現在、インフラファンドの投資対象はメガソーラーが中心になっています。国内の上場インフラファンドは2つともメガソーラー案件であり、資源エネルギー庁の調査(2014年1月現在)によれば、国内にある10万MW以上の大規模太陽光発電所は稼働中が15カ所、計画・建設中が53カ所となっています。 インフラファンドが日本国内で上場されたのには理由がありました。それは税制優遇措置が取られたからです。再生エネルギー施設は非課税対象でしたが、資金の5割以上を再生エネルギー施設に投資する場合の非課税期間が10年に限定されていました。このため、上場後には課税扱いになり、収益が悪化した場合は、売り物である長期的な安定配当を投資家に提供しづらくなるからでした。この弊害を除くため2016年度の税制改正で非課税期間を20年に拡大しました。その結果、上場申請する会社が現れたのです。

インフラファンドの将来性は?

インフラファンドの市場が拡大するためには、当然ながら、さまざまな分野でインフラ整備が活発になり、民間資金の導入が進むことが求められます。わが国では鉄道や電力、ガスなどは民間企業の力で整備が進んできましたが、その他の公共施設の整備は民間への開放が進んできませんでした。近年では、前述したように国や自治体の財源不足を補う観点から、民間資金の導入が進みつつあります。インフラファンドもこうした流れに乗れば、市場が賑わいをみせることでしょう。

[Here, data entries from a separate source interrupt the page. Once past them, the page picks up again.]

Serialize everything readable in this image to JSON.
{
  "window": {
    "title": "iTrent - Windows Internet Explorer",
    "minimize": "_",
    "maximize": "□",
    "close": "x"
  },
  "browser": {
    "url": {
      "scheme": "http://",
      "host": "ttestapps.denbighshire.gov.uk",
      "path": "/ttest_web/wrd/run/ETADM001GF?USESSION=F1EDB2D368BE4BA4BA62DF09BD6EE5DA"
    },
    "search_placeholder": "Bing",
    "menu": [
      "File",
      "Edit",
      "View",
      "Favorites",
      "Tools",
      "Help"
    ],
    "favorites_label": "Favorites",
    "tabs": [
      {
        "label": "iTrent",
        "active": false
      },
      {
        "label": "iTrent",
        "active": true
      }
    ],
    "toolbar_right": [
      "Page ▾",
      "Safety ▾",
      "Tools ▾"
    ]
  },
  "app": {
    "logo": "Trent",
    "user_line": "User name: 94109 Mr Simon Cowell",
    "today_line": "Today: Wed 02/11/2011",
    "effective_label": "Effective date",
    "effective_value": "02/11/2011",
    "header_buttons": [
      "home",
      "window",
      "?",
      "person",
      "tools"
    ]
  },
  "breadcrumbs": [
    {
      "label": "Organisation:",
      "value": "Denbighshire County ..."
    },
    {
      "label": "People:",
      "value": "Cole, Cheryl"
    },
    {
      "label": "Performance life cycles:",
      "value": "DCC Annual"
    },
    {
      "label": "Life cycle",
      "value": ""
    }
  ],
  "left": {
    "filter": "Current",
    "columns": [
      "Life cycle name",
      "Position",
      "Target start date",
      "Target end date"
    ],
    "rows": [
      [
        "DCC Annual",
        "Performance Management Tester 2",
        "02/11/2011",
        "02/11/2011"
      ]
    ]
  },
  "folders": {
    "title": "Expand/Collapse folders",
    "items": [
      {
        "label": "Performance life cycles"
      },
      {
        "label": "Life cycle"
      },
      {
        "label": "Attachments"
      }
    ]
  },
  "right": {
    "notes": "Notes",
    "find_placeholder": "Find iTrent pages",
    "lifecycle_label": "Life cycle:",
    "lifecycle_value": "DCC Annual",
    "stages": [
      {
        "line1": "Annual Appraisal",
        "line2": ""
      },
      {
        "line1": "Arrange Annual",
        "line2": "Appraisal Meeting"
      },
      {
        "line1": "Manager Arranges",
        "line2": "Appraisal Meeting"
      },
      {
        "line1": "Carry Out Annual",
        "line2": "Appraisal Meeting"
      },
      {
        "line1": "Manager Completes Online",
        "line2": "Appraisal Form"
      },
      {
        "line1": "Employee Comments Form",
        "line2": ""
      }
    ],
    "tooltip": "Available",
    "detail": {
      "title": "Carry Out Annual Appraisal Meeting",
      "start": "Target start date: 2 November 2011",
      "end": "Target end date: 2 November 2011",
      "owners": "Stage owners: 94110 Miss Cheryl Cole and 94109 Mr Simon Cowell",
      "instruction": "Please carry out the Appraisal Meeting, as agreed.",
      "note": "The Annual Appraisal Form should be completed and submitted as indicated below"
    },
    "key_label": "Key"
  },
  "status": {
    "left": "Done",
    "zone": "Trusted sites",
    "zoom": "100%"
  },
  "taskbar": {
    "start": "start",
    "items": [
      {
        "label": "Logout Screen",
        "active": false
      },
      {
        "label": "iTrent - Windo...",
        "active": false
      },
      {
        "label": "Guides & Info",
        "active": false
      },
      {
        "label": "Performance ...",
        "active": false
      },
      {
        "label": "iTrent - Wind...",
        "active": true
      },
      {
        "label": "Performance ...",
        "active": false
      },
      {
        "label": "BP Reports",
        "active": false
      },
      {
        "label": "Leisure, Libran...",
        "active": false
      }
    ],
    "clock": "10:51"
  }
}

全国各地にできた地方空港の中には、安定的な運営に至っていないところも少なくありません。民間の資金とアイデアを活用して再生する余地があります。空港施設の運営権は今、本格稼働の動きを見せています。新関西国際空港が2015年11月、関西国際空港と大阪国際空港(伊丹空港)の施設運営権をオリックスとフランスの空港運営会社に売却、同社は2016年4月から44年間の運営事業権を獲得しました。仙台空港も2015年12月から30年間の運営権を民間に売却。高松空港、福岡空港も運営権を売却する予定です。
インフラ事業の民間活力導入(運営権売却)で広範な資金の調達が求められていけば、年金基金など、魅力ある投資先を求めている機関投資家の注目を集めることにつながります。そうすれば、インフラファンドの市場性は有望なものになるのではないでしょうか。